1st Party Data
Data assets owned by marketers or publishers about their own audience via their
website, CRM systems, registration data, etc.
2nd Party Data
First-party data assets owned by other marketers or publishers about their
audiences available for sale or trade.
3rd Party Data
Data assets available for purchase via a data exchange that is derived from other
marketers or publishers across the Internet, or from offline data aggregators who
are translating their data for targeting in the online world.
Acquisition
The act of buying. For marketers, it is usually the point where they can measure
the success of a campaign.
Audience Profile
A list of attributes that you know about your target audience (e.g., demographic,
geographic, interests, intent to purchase, purchase history, etc.).
Awareness
A measure of how well known a brand, company, or product is.

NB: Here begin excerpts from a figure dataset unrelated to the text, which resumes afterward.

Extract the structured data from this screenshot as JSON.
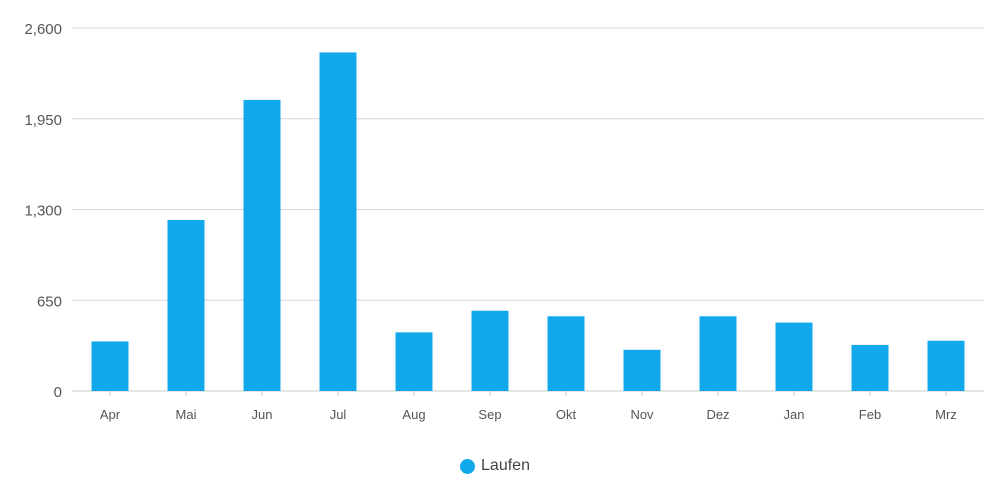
{
  "chart_data": {
    "type": "bar",
    "categories": [
      "Apr",
      "Mai",
      "Jun",
      "Jul",
      "Aug",
      "Sep",
      "Okt",
      "Nov",
      "Dez",
      "Jan",
      "Feb",
      "Mrz"
    ],
    "series": [
      {
        "name": "Laufen",
        "color": "#12a8ec",
        "values": [
          355,
          1225,
          2085,
          2425,
          420,
          575,
          535,
          295,
          535,
          490,
          330,
          360
        ]
      }
    ],
    "ylim": [
      0,
      2600
    ],
    "yticks": [
      0,
      650,
      1300,
      1950,
      2600
    ],
    "ytick_labels": [
      "0",
      "650",
      "1,300",
      "1,950",
      "2,600"
    ],
    "grid": true,
    "legend_position": "bottom-center",
    "title": "",
    "xlabel": "",
    "ylabel": ""
  },
  "legend": {
    "label": "Laufen",
    "color": "#12a8ec"
  }
}
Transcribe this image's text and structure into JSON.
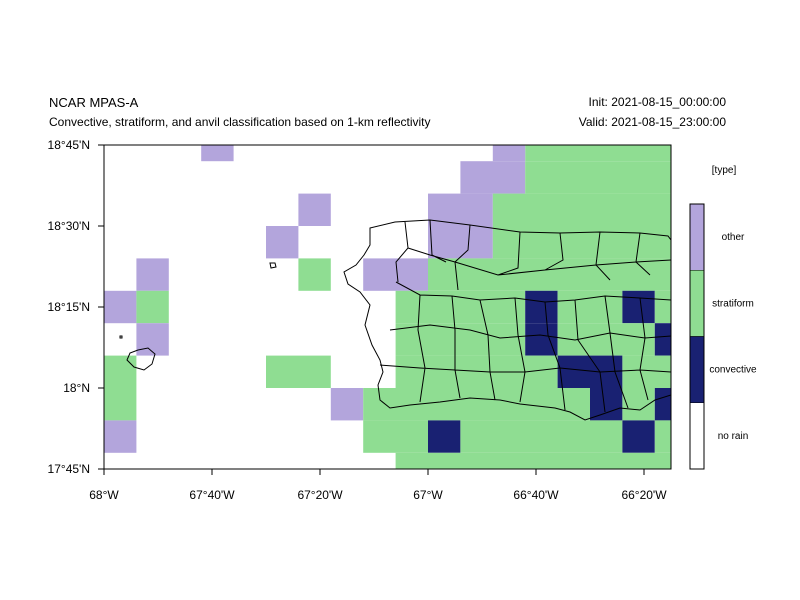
{
  "header": {
    "model": "NCAR MPAS-A",
    "subtitle": "Convective, stratiform, and anvil classification based on 1-km reflectivity",
    "init": "Init: 2021-08-15_00:00:00",
    "valid": "Valid: 2021-08-15_23:00:00"
  },
  "map": {
    "lon_range": [
      -68.0,
      -66.25
    ],
    "lat_range": [
      17.75,
      18.75
    ],
    "cell_size_deg": 0.1,
    "x_ticks": [
      {
        "value": -68.0,
        "label": "68°W"
      },
      {
        "value": -67.6667,
        "label": "67°40'W"
      },
      {
        "value": -67.3333,
        "label": "67°20'W"
      },
      {
        "value": -67.0,
        "label": "67°W"
      },
      {
        "value": -66.6667,
        "label": "66°40'W"
      },
      {
        "value": -66.3333,
        "label": "66°20'W"
      }
    ],
    "y_ticks": [
      {
        "value": 17.75,
        "label": "17°45'N"
      },
      {
        "value": 18.0,
        "label": "18°N"
      },
      {
        "value": 18.25,
        "label": "18°15'N"
      },
      {
        "value": 18.5,
        "label": "18°30'N"
      },
      {
        "value": 18.75,
        "label": "18°45'N"
      }
    ]
  },
  "legend": {
    "title": "[type]",
    "items": [
      {
        "key": "other",
        "label": "other",
        "color": "#b3a5dc"
      },
      {
        "key": "stratiform",
        "label": "stratiform",
        "color": "#8fdd92"
      },
      {
        "key": "convective",
        "label": "convective",
        "color": "#192172"
      },
      {
        "key": "no_rain",
        "label": "no rain",
        "color": "#ffffff"
      }
    ]
  },
  "colors": {
    "other": "#b3a5dc",
    "stratiform": "#8fdd92",
    "convective": "#192172",
    "no_rain": "#ffffff",
    "border": "#000000"
  },
  "chart_data": {
    "type": "heatmap",
    "x_unit": "longitude (deg)",
    "y_unit": "latitude (deg)",
    "categories": [
      "no rain",
      "convective",
      "stratiform",
      "other"
    ],
    "bands": [
      {
        "lat": [
          18.7,
          18.75
        ],
        "fill": "stratiform",
        "segments": [
          {
            "lon": [
              -66.7,
              -66.25
            ],
            "type": "stratiform"
          },
          {
            "lon": [
              -66.8,
              -66.7
            ],
            "type": "other"
          },
          {
            "lon": [
              -67.7,
              -67.6
            ],
            "type": "other"
          }
        ]
      },
      {
        "lat": [
          18.6,
          18.7
        ],
        "segments": [
          {
            "lon": [
              -66.9,
              -66.7
            ],
            "type": "other"
          },
          {
            "lon": [
              -66.7,
              -66.25
            ],
            "type": "stratiform"
          }
        ]
      },
      {
        "lat": [
          18.5,
          18.6
        ],
        "segments": [
          {
            "lon": [
              -67.4,
              -67.3
            ],
            "type": "other"
          },
          {
            "lon": [
              -67.0,
              -66.8
            ],
            "type": "other"
          },
          {
            "lon": [
              -66.8,
              -66.25
            ],
            "type": "stratiform"
          }
        ]
      },
      {
        "lat": [
          18.4,
          18.5
        ],
        "segments": [
          {
            "lon": [
              -67.5,
              -67.4
            ],
            "type": "other"
          },
          {
            "lon": [
              -67.0,
              -66.8
            ],
            "type": "other"
          },
          {
            "lon": [
              -66.8,
              -66.25
            ],
            "type": "stratiform"
          }
        ]
      },
      {
        "lat": [
          18.3,
          18.4
        ],
        "segments": [
          {
            "lon": [
              -67.9,
              -67.8
            ],
            "type": "other"
          },
          {
            "lon": [
              -67.4,
              -67.3
            ],
            "type": "stratiform"
          },
          {
            "lon": [
              -67.2,
              -67.0
            ],
            "type": "other"
          },
          {
            "lon": [
              -67.0,
              -66.25
            ],
            "type": "stratiform"
          }
        ]
      },
      {
        "lat": [
          18.2,
          18.3
        ],
        "segments": [
          {
            "lon": [
              -68.0,
              -67.9
            ],
            "type": "other"
          },
          {
            "lon": [
              -67.9,
              -67.8
            ],
            "type": "stratiform"
          },
          {
            "lon": [
              -67.1,
              -66.7
            ],
            "type": "stratiform"
          },
          {
            "lon": [
              -66.7,
              -66.6
            ],
            "type": "convective"
          },
          {
            "lon": [
              -66.6,
              -66.4
            ],
            "type": "stratiform"
          },
          {
            "lon": [
              -66.4,
              -66.3
            ],
            "type": "convective"
          },
          {
            "lon": [
              -66.3,
              -66.25
            ],
            "type": "stratiform"
          }
        ]
      },
      {
        "lat": [
          18.1,
          18.2
        ],
        "segments": [
          {
            "lon": [
              -67.9,
              -67.8
            ],
            "type": "other"
          },
          {
            "lon": [
              -67.1,
              -66.7
            ],
            "type": "stratiform"
          },
          {
            "lon": [
              -66.7,
              -66.6
            ],
            "type": "convective"
          },
          {
            "lon": [
              -66.6,
              -66.3
            ],
            "type": "stratiform"
          },
          {
            "lon": [
              -66.3,
              -66.25
            ],
            "type": "convective"
          }
        ]
      },
      {
        "lat": [
          18.0,
          18.1
        ],
        "segments": [
          {
            "lon": [
              -68.0,
              -67.9
            ],
            "type": "stratiform"
          },
          {
            "lon": [
              -67.5,
              -67.3
            ],
            "type": "stratiform"
          },
          {
            "lon": [
              -67.1,
              -66.6
            ],
            "type": "stratiform"
          },
          {
            "lon": [
              -66.6,
              -66.4
            ],
            "type": "convective"
          },
          {
            "lon": [
              -66.4,
              -66.25
            ],
            "type": "stratiform"
          }
        ]
      },
      {
        "lat": [
          17.9,
          18.0
        ],
        "segments": [
          {
            "lon": [
              -68.0,
              -67.9
            ],
            "type": "stratiform"
          },
          {
            "lon": [
              -67.3,
              -67.2
            ],
            "type": "other"
          },
          {
            "lon": [
              -67.2,
              -66.5
            ],
            "type": "stratiform"
          },
          {
            "lon": [
              -66.5,
              -66.4
            ],
            "type": "convective"
          },
          {
            "lon": [
              -66.4,
              -66.3
            ],
            "type": "stratiform"
          },
          {
            "lon": [
              -66.3,
              -66.25
            ],
            "type": "convective"
          }
        ]
      },
      {
        "lat": [
          17.8,
          17.9
        ],
        "segments": [
          {
            "lon": [
              -68.0,
              -67.9
            ],
            "type": "other"
          },
          {
            "lon": [
              -67.2,
              -67.0
            ],
            "type": "stratiform"
          },
          {
            "lon": [
              -67.0,
              -66.9
            ],
            "type": "convective"
          },
          {
            "lon": [
              -66.9,
              -66.4
            ],
            "type": "stratiform"
          },
          {
            "lon": [
              -66.4,
              -66.3
            ],
            "type": "convective"
          },
          {
            "lon": [
              -66.3,
              -66.25
            ],
            "type": "stratiform"
          }
        ]
      },
      {
        "lat": [
          17.75,
          17.8
        ],
        "segments": [
          {
            "lon": [
              -67.1,
              -66.25
            ],
            "type": "stratiform"
          }
        ]
      }
    ]
  }
}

As part of the
purchase funnel, people can be made aware of your brand with or without the
desire to purchase.
Classification
Organization of varied audience data attributes into mutually exclusive but related
classes (e.g., Products –> Computers –> Laptops –> Budget –> Model Number).
Consideration
A consumer who has decided they want a product similar to yours. They are likely
to start reading reviews and learning features, making comparisons, etc. The
duration for consideration ranges greatly from product to product.
Consumer Engagements
Refers to the engagement of customers with one another, with a company or a
brand. The initiative for engagement can be either consumer- or company-led and
the medium can be online or offline.
CRM
Acronym for Customer Relationship Management and a model for managing a
companyโs interactions with current and future customers including prospect and
customer databases.
Cross-Channel Marketing
Ability to identify and engage your target audience with consistent and relevant
messages across offline, online, mobile, social, and search interactions.
Data Activation
Opposite of data warehousing. Ability to take data intelligence and push it
seamlessly to the execution layer to influence ad targeting, site optimization, lookalike
modeling, or creative customization.
Data-Driven Marketing
Using data from any source to make better decisions on who, where, when, and
how to market.
Interest
The moment at which the consumer starts thinking about a purchase (could be
triggered by an event, a change in circumstance, a need, or even an advertising
message).
Media Performance Data
Data that comes from running a digital media campaign, mostly measured in
impressions, clicks, landing page conversions, etc.
Mobile Applications
Online tools, games, and resources simplified and optimized for the mobile screen
and experience.
Retention
Ability to keep customers satisfied to increase the likelihood that they will buy from
you again.
ROI
Return-On-Investment. What is the return (direct sales or awareness created) on a
marketing investment? Does it pay for itself and more?
Tag Management
The ability to centralize control of your analytics tools, tests, marketing tags, and
other tag-based technologies on your site.
Taxonomy
The conception, naming, and classification of audience attributes.